The concept is strong: Brad Pitt, a WWII spy, meets beautiful female WWII spy, they fall in love and get married, have a baby, and THEN he learns she might be a double agent (no spoilers there, the trailer tells us that much).
Coming in at just over two hours, the movie kept me enthralled the entire time. The suspense was strong, romance was good, and I just had to know how they were going to find their happily ever after in the middle of such a mess.
It’s rated R for violence and “some sexuality.”
There was some language in there too, but nothing that felt excessive.
The violence was kind of an issue. But these people are spies, so obviously they kill people. Doesn’t quite make it okay, but it was war. Still, some of the killing felt very cold-blood and left us wondering, can that be justified? On face value, totally not. But it made me kind of want to theology-geek out and look up the implications of moral theology in espionage.
The sexuality was a little troublesome as well. Their first encounter is pre-marital, and kind of long-anticipated – I really do hate how in our society, a couple finally getting together equals the couple sleeping together. So in essence, as we watch two characters falling for each other and become hopeful of them getting together, it ends up equaling us hoping for them to sleep together (see Chuck for another discussion of this). We want to see these guys get together, but then they “get together” in an act of fornication, and bam, viewer emotions manipulated into rejoicing over sin, to some extent. But what’s new. I’ve come to expect this phenomenon as pretty typical.
The other aspect of the sexuality was the scenes themselves: two scenes, graphic/long enough that we felt the need to skip them, but I can’t vouch for how very graphic they actually were, because we played it safe for our sensitive little consciences. But the scenes weren’t that hard to skip past.
The most troubling part: SPOILER
If you do want to watch the movie, stop after this sentence: The ending is pretty morally problematic. There, now I haven’t ruined anything if you stop here, but know you’re in for a moral letdown at the end.
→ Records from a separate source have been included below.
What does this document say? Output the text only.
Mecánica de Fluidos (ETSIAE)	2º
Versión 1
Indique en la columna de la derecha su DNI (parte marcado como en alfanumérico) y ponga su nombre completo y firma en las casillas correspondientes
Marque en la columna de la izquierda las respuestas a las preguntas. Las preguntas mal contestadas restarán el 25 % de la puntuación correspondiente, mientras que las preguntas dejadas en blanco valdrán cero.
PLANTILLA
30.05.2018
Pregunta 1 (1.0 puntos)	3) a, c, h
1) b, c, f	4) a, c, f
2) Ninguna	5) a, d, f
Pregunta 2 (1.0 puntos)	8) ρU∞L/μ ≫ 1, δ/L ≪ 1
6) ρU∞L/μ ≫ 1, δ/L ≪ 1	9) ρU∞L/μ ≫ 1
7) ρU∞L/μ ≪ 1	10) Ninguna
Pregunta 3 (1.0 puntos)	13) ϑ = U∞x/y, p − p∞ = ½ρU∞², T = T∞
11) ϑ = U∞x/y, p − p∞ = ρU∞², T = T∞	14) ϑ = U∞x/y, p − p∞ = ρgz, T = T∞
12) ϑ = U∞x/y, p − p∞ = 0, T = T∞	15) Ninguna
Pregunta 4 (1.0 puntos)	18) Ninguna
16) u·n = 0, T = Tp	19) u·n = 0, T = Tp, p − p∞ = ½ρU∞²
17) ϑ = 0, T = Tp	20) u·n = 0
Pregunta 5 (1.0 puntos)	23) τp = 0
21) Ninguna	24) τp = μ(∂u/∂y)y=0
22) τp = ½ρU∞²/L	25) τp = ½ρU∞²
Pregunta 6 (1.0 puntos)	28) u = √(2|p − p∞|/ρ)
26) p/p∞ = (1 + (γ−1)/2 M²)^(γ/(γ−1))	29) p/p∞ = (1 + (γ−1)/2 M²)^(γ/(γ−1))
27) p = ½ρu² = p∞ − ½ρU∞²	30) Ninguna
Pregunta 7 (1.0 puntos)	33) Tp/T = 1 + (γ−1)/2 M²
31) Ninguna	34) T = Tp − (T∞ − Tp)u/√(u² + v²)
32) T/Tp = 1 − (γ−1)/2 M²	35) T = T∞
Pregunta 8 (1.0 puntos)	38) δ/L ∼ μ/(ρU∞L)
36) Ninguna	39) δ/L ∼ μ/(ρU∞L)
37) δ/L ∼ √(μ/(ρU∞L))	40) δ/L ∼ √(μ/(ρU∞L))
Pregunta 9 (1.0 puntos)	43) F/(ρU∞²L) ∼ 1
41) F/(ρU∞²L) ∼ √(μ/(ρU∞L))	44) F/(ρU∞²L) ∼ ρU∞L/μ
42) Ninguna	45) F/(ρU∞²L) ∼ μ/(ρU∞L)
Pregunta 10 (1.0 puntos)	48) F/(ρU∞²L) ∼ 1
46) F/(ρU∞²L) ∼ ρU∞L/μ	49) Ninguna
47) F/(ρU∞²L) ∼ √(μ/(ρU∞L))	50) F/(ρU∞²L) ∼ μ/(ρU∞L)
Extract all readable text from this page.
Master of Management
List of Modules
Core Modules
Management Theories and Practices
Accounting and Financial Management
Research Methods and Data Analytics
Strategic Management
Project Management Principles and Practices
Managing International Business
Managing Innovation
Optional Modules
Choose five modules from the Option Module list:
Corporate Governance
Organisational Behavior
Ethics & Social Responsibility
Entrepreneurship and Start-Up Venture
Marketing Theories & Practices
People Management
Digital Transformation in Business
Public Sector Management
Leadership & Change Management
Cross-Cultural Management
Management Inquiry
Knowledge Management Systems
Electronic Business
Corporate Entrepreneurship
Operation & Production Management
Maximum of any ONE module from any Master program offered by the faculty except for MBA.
Because it ends with her suicide. To save her husband. Ick.
I was hoping, foolishly, as the end neared, that they’d make it out alive, that no one would catch them, etc. etc., spoiler spoiler. But instead, the only way that one of them can get out alive, to parent their poor baby daughter, is if the woman dies. And so she kills herself. And it’s kind of supposed to be heroic. And we’re Catholics, so it can’t be. Because it’s an evil. And it’s painted as the only way, the only answer to a terrible, hard situation. So it’s problematic.
I’ve got to say, it pissed me off.
I literally finished the movie saying, “Oh man! Come on. Are you serious?” Etc.
So it had it’s moments, but over all it felt like $1.50 wasted. Boo.